I drove a route (not delivery) many years ago and I liked that. I tend to like jobs where you start with a pile of work, and finish with none left, rather than perpetually working towards something that's never done, like maybe a software project.


👤 jannelammi
My top 3

1. Saunameister in public saunas. AI won’t be replacing that any time soon

2. Stay-at-home dad

3. Personal trainer for elderly ladies

Now I’m building software


👤 seydor
People don't take this seriously, but i do think it's serious.

There are industries that one can switch to. Tourism, agriculture, healthcare are things where people will use the robots rather than be used by them.

Jobs that control the money flow will probably be able to make a cut for themselves, finance.


👤 journal
won't matter since we're about to reset anyway

👤 AnimalMuppet
Touch humans in some way.

AI interaction is fundamentally unsatisfying. (I have a theory as to why; see below.) An AI can get you results, maybe even the results you wanted, but it can't give you a genuine smile. Even when we're surrounded by things that get us results, we still want the smile. So if you're doing something where you interact with people face to face, at least some of the time, that's a decent place.

In my large town/small city, there's an ice cream shop that closes between Thanksgiving and roughly March 1st. I would love to own a business that people cared as much about as they care about that place opening for the year.

-----

Why is interacting with an AI unsatisfying? I wonder if it doesn't come down to information theory. AI output has too little information in it.

You compute the information in a text by going symbol by symbol. Normally "symbol" means one character or byte. But you could do it by going word by word (or word part by word part) instead. Here you can see the problem: an AI gives you whatever word is the most probable next word, given the context. That's lower information than human output, which would give a wider variety of next words, and therefore a higher (Shannon) information content.

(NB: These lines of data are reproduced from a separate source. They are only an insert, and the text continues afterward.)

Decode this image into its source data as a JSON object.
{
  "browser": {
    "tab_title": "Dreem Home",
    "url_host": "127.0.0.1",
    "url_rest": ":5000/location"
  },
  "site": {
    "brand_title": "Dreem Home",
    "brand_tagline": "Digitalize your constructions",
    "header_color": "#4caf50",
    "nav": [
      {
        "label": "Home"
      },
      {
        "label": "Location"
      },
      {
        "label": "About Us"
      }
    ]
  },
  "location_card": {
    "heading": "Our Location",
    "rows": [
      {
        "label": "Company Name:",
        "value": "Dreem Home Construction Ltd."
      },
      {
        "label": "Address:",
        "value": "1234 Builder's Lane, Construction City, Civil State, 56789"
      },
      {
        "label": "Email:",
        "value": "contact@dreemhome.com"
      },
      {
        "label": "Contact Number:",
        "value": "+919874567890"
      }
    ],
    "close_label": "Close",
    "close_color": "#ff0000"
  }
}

Yes, you can change that by increasing the temperature of the AI. Can you do that enough to give human-equivalent information content without destroying the coherence of the output? (Merely high Shannon information isn't the only goal. The insane may have high information in their output, but they are incoherent enough that it doesn't matter.)


👤 BorisMelnik
anything handcrafted. machines can build a table, but people will always value handcrafted tables. same with planting/gardening, breweries, etc.

I am sick of tech, been doing it my whole life. built a company and now I just want to put my hands in the dirt or on a tool.